IRCAD Strasbourg, Strasbourg, France.
UHN Toronto, Toronto, Canada.
Int J Comput Assist Radiol Surg. 2020 Sep;15(9):1585-1595. doi: 10.1007/s11548-020-02208-w. Epub 2020 Jun 26.
Inexpensive benchtop training systems offer significant advantages to meet the increasing demand of training surgeons and gastroenterologists in flexible endoscopy. Established scoring systems exist, based on task duration and mistake evaluation. However, they require trained human raters, which limits broad and low-cost adoption. There is an unmet and important need to automate rating with machine learning.

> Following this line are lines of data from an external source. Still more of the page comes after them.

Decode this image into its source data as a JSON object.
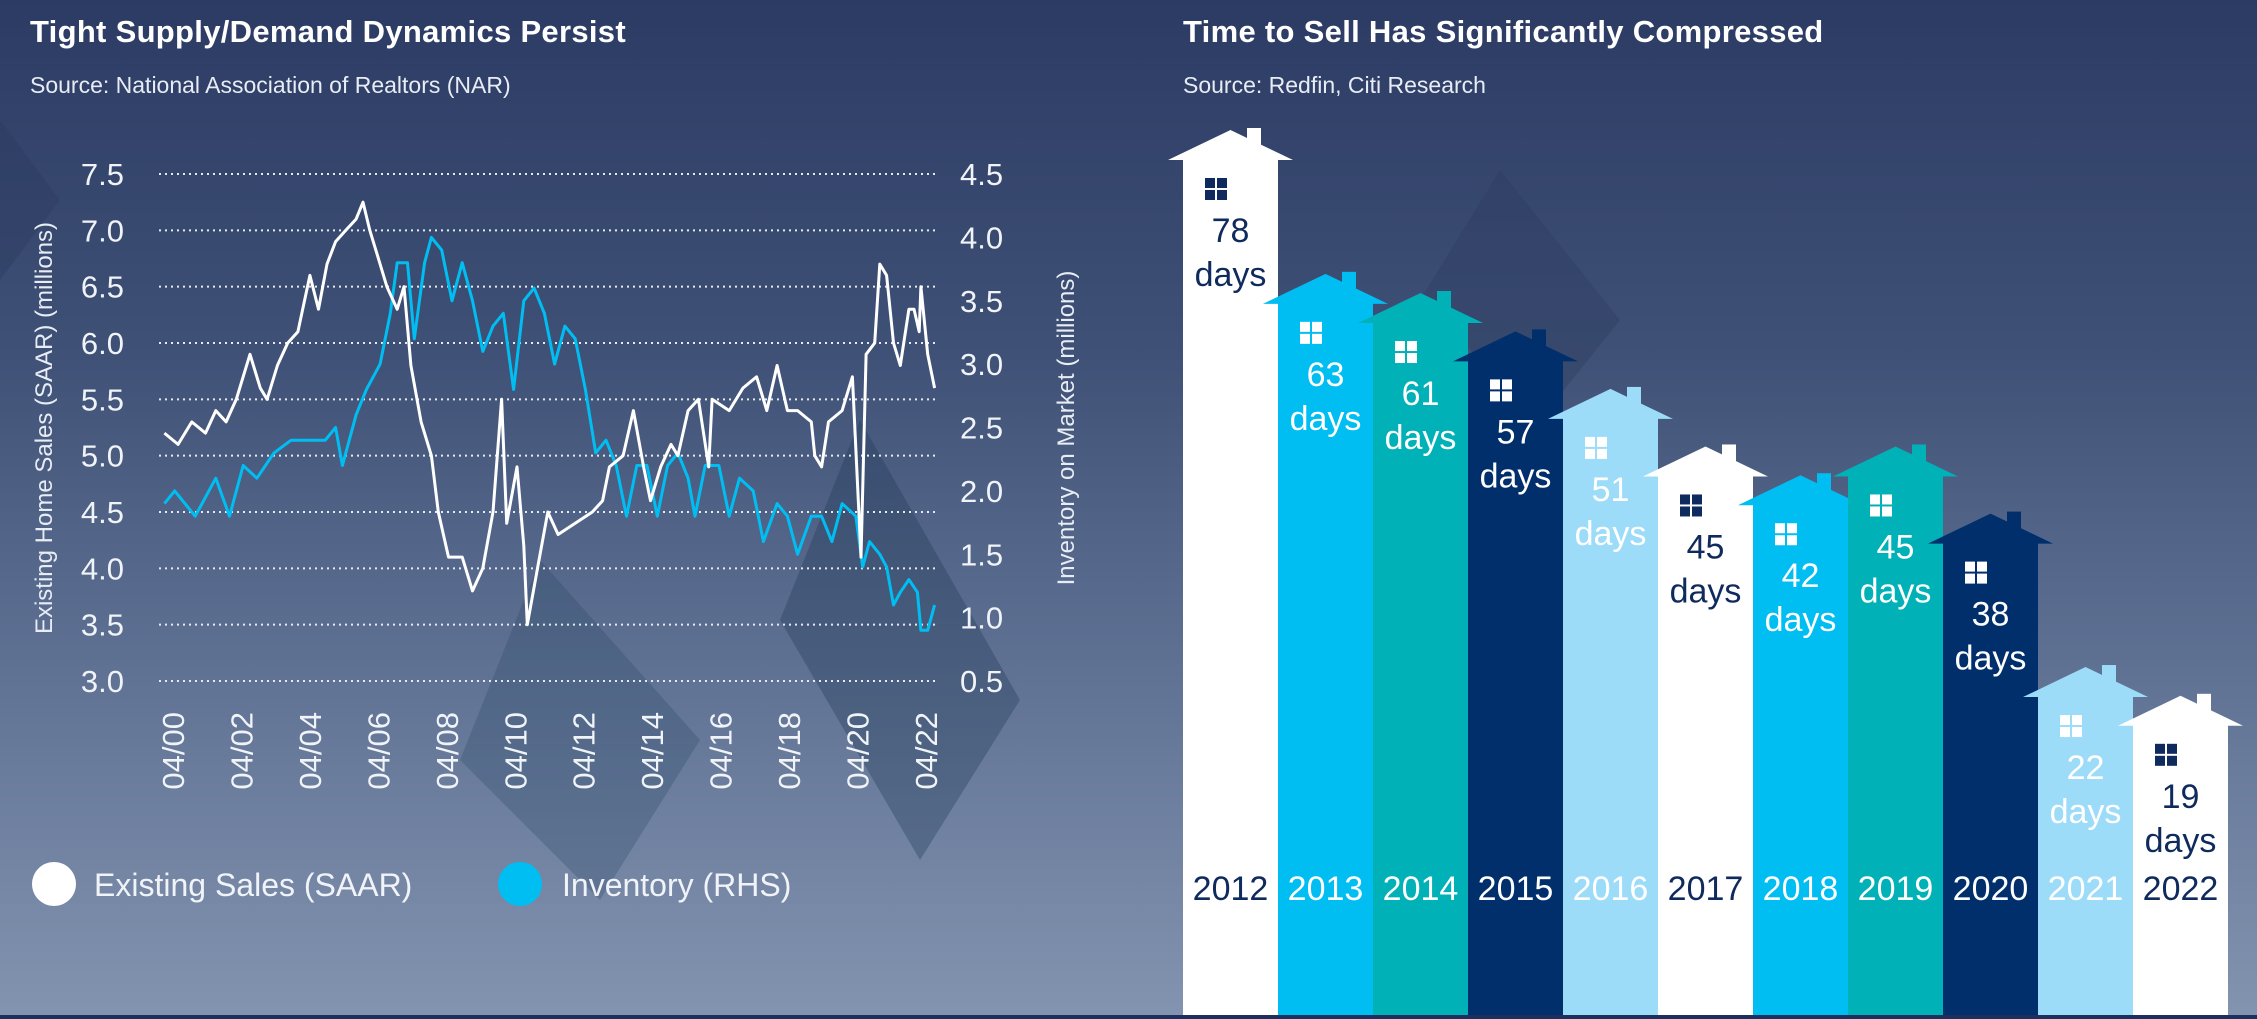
{
  "left_panel": {
    "title": "Tight Supply/Demand Dynamics Persist",
    "source": "Source: National Association of Realtors (NAR)"
  },
  "right_panel": {
    "title": "Time to Sell Has Significantly Compressed",
    "source": "Source: Redfin, Citi Research"
  },
  "colors": {
    "white": "#ffffff",
    "cyan": "#00bdf2",
    "teal": "#00b1b7",
    "navy": "#002f6c",
    "light": "#9ddcf9",
    "text_dark": "#0f2a5c"
  },
  "chart_data": [
    {
      "type": "line",
      "title": "Tight Supply/Demand Dynamics Persist",
      "ylabel": "Existing Home Sales (SAAR) (millions)",
      "y2label": "Inventory on Market (millions)",
      "ylim": [
        3.0,
        7.5
      ],
      "y2lim": [
        0.5,
        4.5
      ],
      "yticks": [
        "7.5",
        "7.0",
        "6.5",
        "6.0",
        "5.5",
        "5.0",
        "4.5",
        "4.0",
        "3.5",
        "3.0"
      ],
      "y2ticks": [
        "4.5",
        "4.0",
        "3.5",
        "3.0",
        "2.5",
        "2.0",
        "1.5",
        "1.0",
        "0.5"
      ],
      "xticks": [
        "04/00",
        "04/02",
        "04/04",
        "04/06",
        "04/08",
        "04/10",
        "04/12",
        "04/14",
        "04/16",
        "04/18",
        "04/20",
        "04/22"
      ],
      "xtick_years": [
        2000.25,
        2002.25,
        2004.25,
        2006.25,
        2008.25,
        2010.25,
        2012.25,
        2014.25,
        2016.25,
        2018.25,
        2020.25,
        2022.25
      ],
      "grid": "horizontal-dotted",
      "legend": [
        "Existing Sales (SAAR)",
        "Inventory (RHS)"
      ],
      "legend_position": "bottom-left",
      "series": [
        {
          "name": "Existing Sales (SAAR)",
          "axis": "left",
          "color": "#ffffff",
          "x": [
            2000.0,
            2000.4,
            2000.8,
            2001.2,
            2001.5,
            2001.8,
            2002.1,
            2002.5,
            2002.8,
            2003.0,
            2003.3,
            2003.6,
            2003.9,
            2004.25,
            2004.5,
            2004.75,
            2005.0,
            2005.3,
            2005.6,
            2005.8,
            2006.0,
            2006.2,
            2006.5,
            2006.8,
            2007.0,
            2007.2,
            2007.5,
            2007.8,
            2008.0,
            2008.3,
            2008.7,
            2009.0,
            2009.3,
            2009.6,
            2009.85,
            2010.0,
            2010.3,
            2010.5,
            2010.6,
            2010.9,
            2011.2,
            2011.5,
            2012.0,
            2012.5,
            2012.8,
            2013.0,
            2013.4,
            2013.7,
            2014.0,
            2014.2,
            2014.5,
            2014.8,
            2015.0,
            2015.3,
            2015.6,
            2015.9,
            2016.0,
            2016.5,
            2016.9,
            2017.3,
            2017.6,
            2017.9,
            2018.2,
            2018.5,
            2018.9,
            2019.0,
            2019.2,
            2019.4,
            2019.8,
            2020.1,
            2020.35,
            2020.5,
            2020.75,
            2020.9,
            2021.1,
            2021.3,
            2021.5,
            2021.75,
            2021.9,
            2022.05,
            2022.1,
            2022.3,
            2022.5
          ],
          "y": [
            5.2,
            5.1,
            5.3,
            5.2,
            5.4,
            5.3,
            5.5,
            5.9,
            5.6,
            5.5,
            5.8,
            6.0,
            6.1,
            6.6,
            6.3,
            6.7,
            6.9,
            7.0,
            7.1,
            7.25,
            7.0,
            6.8,
            6.5,
            6.3,
            6.5,
            5.8,
            5.3,
            5.0,
            4.5,
            4.1,
            4.1,
            3.8,
            4.0,
            4.5,
            5.5,
            4.4,
            4.9,
            4.2,
            3.5,
            4.0,
            4.5,
            4.3,
            4.4,
            4.5,
            4.6,
            4.9,
            5.0,
            5.4,
            4.9,
            4.6,
            4.9,
            5.1,
            5.0,
            5.4,
            5.5,
            4.9,
            5.5,
            5.4,
            5.6,
            5.7,
            5.4,
            5.8,
            5.4,
            5.4,
            5.3,
            5.0,
            4.9,
            5.3,
            5.4,
            5.7,
            4.1,
            5.9,
            6.0,
            6.7,
            6.6,
            6.0,
            5.8,
            6.3,
            6.3,
            6.1,
            6.5,
            5.9,
            5.6
          ]
        },
        {
          "name": "Inventory (RHS)",
          "axis": "right",
          "color": "#00bdf2",
          "x": [
            2000.0,
            2000.3,
            2000.9,
            2001.5,
            2001.9,
            2002.3,
            2002.7,
            2003.2,
            2003.7,
            2004.3,
            2004.7,
            2005.0,
            2005.2,
            2005.6,
            2005.9,
            2006.3,
            2006.6,
            2006.8,
            2007.1,
            2007.3,
            2007.6,
            2007.8,
            2008.1,
            2008.4,
            2008.7,
            2009.0,
            2009.3,
            2009.6,
            2009.9,
            2010.2,
            2010.5,
            2010.8,
            2011.1,
            2011.4,
            2011.7,
            2012.0,
            2012.3,
            2012.6,
            2012.9,
            2013.2,
            2013.5,
            2013.8,
            2014.1,
            2014.4,
            2014.7,
            2015.0,
            2015.3,
            2015.5,
            2015.8,
            2016.2,
            2016.5,
            2016.8,
            2017.2,
            2017.5,
            2017.9,
            2018.2,
            2018.5,
            2018.9,
            2019.2,
            2019.5,
            2019.8,
            2020.2,
            2020.4,
            2020.6,
            2020.9,
            2021.1,
            2021.3,
            2021.5,
            2021.75,
            2022.0,
            2022.1,
            2022.3,
            2022.5
          ],
          "y": [
            1.9,
            2.0,
            1.8,
            2.1,
            1.8,
            2.2,
            2.1,
            2.3,
            2.4,
            2.4,
            2.4,
            2.5,
            2.2,
            2.6,
            2.8,
            3.0,
            3.4,
            3.8,
            3.8,
            3.2,
            3.8,
            4.0,
            3.9,
            3.5,
            3.8,
            3.5,
            3.1,
            3.3,
            3.4,
            2.8,
            3.5,
            3.6,
            3.4,
            3.0,
            3.3,
            3.2,
            2.8,
            2.3,
            2.4,
            2.2,
            1.8,
            2.2,
            2.2,
            1.8,
            2.2,
            2.3,
            2.1,
            1.8,
            2.2,
            2.2,
            1.8,
            2.1,
            2.0,
            1.6,
            1.9,
            1.8,
            1.5,
            1.8,
            1.8,
            1.6,
            1.9,
            1.8,
            1.4,
            1.6,
            1.5,
            1.4,
            1.1,
            1.2,
            1.3,
            1.2,
            0.9,
            0.9,
            1.1
          ]
        }
      ]
    },
    {
      "type": "bar",
      "title": "Time to Sell Has Significantly Compressed",
      "categories": [
        "2012",
        "2013",
        "2014",
        "2015",
        "2016",
        "2017",
        "2018",
        "2019",
        "2020",
        "2021",
        "2022"
      ],
      "values": [
        78,
        63,
        61,
        57,
        51,
        45,
        42,
        45,
        38,
        22,
        19
      ],
      "unit": "days",
      "bar_colors": [
        "white",
        "cyan",
        "teal",
        "navy",
        "light",
        "white",
        "cyan",
        "teal",
        "navy",
        "light",
        "white"
      ]
    }
  ]
}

We present a general and robust approach for recognizing training tasks from endoscopic training video, which consequently automates task duration computation. Our main technical novelty is to show the performance of state-of-the-art CNN-based approaches can be improved significantly with a novel semi-supervised learning approach, using both labelled and unlabelled videos. In the latter case, we assume only the task execution order is known a priori.
Two video datasets are presented: the first has 19 videos recorded in examination conditions, where the participants complete their tasks in predetermined order. The second has 17 h of videos recorded in self-assessment conditions, where participants complete one or more tasks in any order. For the first dataset, we obtain a mean task duration estimation error of 3.65 s, with a mean task duration of 159 s ([Formula: see text] relative error). For the second dataset, we obtain a mean task duration estimation error of 3.67 s. We reduce an average of 5.63% in error to 3.67% thanks to our semi-supervised learning approach.
This work is the first significant step forward to automate rating of flexible endoscopy students using a low-cost benchtop trainer. Thanks to our semi-supervised learning approach, we can scale easily to much larger unlabelled training datasets. The approach can also be used for other phase recognition tasks.
经济实惠的台式培训系统具有显著优势,可以满足培训外科医生和胃肠病学家进行软式内镜检查的需求。现有的评分系统是基于任务持续时间和错误评估的。然而,它们需要经过培训的人工评估者,这限制了广泛而低成本的采用。因此,需要使用机器学习来实现自动化评分。
我们提出了一种通用且稳健的方法,用于从内镜培训视频中识别培训任务,从而自动计算任务持续时间。我们的主要技术创新是展示基于最先进的 CNN 方法的性能可以通过一种新颖的半监督学习方法得到显著提高,该方法同时使用标记和未标记的视频。在后一种情况下,我们假设仅预先知道任务执行顺序。
提出了两个视频数据集:第一个数据集包含 19 个在检查条件下录制的视频,其中参与者按照预定的顺序完成任务。第二个数据集包含 17 小时在自我评估条件下录制的视频,其中参与者按照任意顺序完成一个或多个任务。对于第一个数据集,我们获得了平均任务持续时间估计误差为 3.65 秒,平均任务持续时间为 159 秒([公式:见正文]相对误差)。对于第二个数据集,我们获得了平均任务持续时间估计误差为 3.67 秒。我们通过半监督学习方法将平均错误减少了 5.63%至 3.67%。
这项工作是朝着使用低成本台式培训器自动评分软式内镜学员迈出的重要一步。由于我们的半监督学习方法,我们可以轻松扩展到更大的未标记培训数据集。该方法还可用于其他阶段识别任务。